『ナミビアの砂漠』主演、河合優実さんにインタビュー
――『ナミビアの砂漠』、21歳のヒロインが常識の殻を破り続ける姿が面白かったです。山中瑶子監督のデビュー作『あみこ』を見て、山中監督に「いつか監督の映画に出たいです」と手紙を書いたそうですね。『あみこ』は山中監督が19歳のときの作品ですが、この映画を見たきっかけは?河合優実さん(以下、河合):当時の私は高校生で、演技の道を目指してはいましたが、まだ本当に動き始めたばかりの頃で。『あみこ』を見たのは、出演者の大下ヒロトさんと知り合いだったことがきっかけです。大下さんに「事務所のオーディションを受けるにはどうしたらいいのか」と相談をしていたんです。その流れで大下さんが出演している『あみこ』を見ました。
――そして『あみこ』で描かれる世界が河合さんの心に刺さったのですね。
河合:当時はまだ見た映画について自分なりに咀嚼(そしゃく)する術さえ持ち合わせていなかったのでうまく表現できなかったのですが、高校生の自分に直感的に刺さったんです。「こんな世界、見たことない!」と。
なので山中監督の『ナミビアの砂漠』への主演が決まったとき、高校生のときに何も分からないまま『あみこ』を見てビビッと来た感覚と、プロになった今の自分の感覚との答え合わせをするような気持ちもありました。
――河合さんが惹かれる山中監督の感性、その魅力とはどういうところなのでしょう?
河合:『あみこ』を見たとき、描写、セリフ、音楽すべてが印象に残ったのですが、セリフが特に面白かったんです。
ミュージカル風のダンスシーンが出てくるのですが、女子高生のあみこが突然音楽を止めて「日本人はな、体が勝手に動き出したりしねえんだよ」と言ったり……。セリフの端々に反骨精神のようなものが感じられる映画でした。
山中監督とあみこの目線が同じで、自分事として描いているのが気持ち良かったし、世界に対して疑いの目を向けたり、はみ出してみたり、その感じがパンクだけどチャーミングでとてもかっこよかったんです。
カナの魂をキラキラ輝かせたかった
――パンクだけどチャーミングというのは、『ナミビアの砂漠』のカナのようですね。カナ役についてはどのように考えて撮影に入りましたか?河合:脚本に描かれているカナがとにかく面白かったです。
メチャクチャな行動に走ったり、人によって態度を変えたり。特にひとりで過ごしている時間のリアリティーがすごいと思いました。

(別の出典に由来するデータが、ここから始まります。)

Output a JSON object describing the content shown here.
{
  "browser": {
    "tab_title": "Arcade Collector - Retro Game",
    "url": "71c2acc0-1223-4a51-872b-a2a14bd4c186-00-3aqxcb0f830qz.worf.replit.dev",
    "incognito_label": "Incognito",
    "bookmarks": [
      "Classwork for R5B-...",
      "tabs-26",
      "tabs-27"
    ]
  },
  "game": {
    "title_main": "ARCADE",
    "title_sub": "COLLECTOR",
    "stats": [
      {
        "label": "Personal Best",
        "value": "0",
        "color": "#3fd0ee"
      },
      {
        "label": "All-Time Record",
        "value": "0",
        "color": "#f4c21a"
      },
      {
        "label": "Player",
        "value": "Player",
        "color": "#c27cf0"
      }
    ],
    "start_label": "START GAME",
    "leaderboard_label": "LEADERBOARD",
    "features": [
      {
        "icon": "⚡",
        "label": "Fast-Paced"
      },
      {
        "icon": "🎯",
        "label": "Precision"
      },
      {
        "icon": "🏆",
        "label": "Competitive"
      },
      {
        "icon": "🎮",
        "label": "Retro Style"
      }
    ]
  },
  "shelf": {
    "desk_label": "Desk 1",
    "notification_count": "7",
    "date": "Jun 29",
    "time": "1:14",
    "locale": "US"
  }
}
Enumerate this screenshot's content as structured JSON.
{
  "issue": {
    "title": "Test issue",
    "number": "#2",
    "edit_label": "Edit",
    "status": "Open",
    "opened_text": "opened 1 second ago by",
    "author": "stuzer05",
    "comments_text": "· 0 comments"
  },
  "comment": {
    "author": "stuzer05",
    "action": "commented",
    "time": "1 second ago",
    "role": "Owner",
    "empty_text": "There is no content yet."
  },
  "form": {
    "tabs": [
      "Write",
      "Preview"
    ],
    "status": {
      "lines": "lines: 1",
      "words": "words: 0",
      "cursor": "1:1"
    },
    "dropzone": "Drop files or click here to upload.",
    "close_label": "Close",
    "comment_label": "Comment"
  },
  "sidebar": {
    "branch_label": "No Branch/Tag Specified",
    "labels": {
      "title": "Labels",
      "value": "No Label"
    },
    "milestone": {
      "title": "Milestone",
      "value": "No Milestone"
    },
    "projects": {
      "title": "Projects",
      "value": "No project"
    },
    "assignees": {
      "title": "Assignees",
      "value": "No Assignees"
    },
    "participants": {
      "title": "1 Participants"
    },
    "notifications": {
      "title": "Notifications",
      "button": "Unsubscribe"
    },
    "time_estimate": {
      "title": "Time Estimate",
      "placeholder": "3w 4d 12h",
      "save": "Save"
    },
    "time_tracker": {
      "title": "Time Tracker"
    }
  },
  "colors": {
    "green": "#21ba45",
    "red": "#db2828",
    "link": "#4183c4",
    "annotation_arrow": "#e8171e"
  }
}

誰でも映画のカナのように、人の目を気にしないで過ごすだらしない時間ってあると思いますし、そんな無防備なカナの人間性を芝居で表現するのが楽しみで、撮影に入るのをワクワクして待ちました。
カナはいい子ではないし、悪いこともしているんですよね。人に嘘をついたり、暴れたり……。それでもカナの魂をキラキラと輝かせたいと思いました。ついカナに目がいっちゃうような、惹きつけられるような……。行動は過激だけど、魂はきれいで、いつもメラメラ燃えている。そんな輝きを持ったカナにしたいと思いながら臨みました。 ――最初はカナの言動が自由奔放すぎて「この子は大丈夫かな」と思ったりしたのですが、誰にも媚びずに生きているカナを見ているうちに、だんだんうらやましくなっていきました。
河合:「カナがうらやましい」という感想は結構多いんです。あそこまでさらけ出し、相手にぶつかっていけるのはうらやましいと。現実の社会で暴力は肯定できないけど、自由な精神がやっぱり輝いて見えたならうれしいです。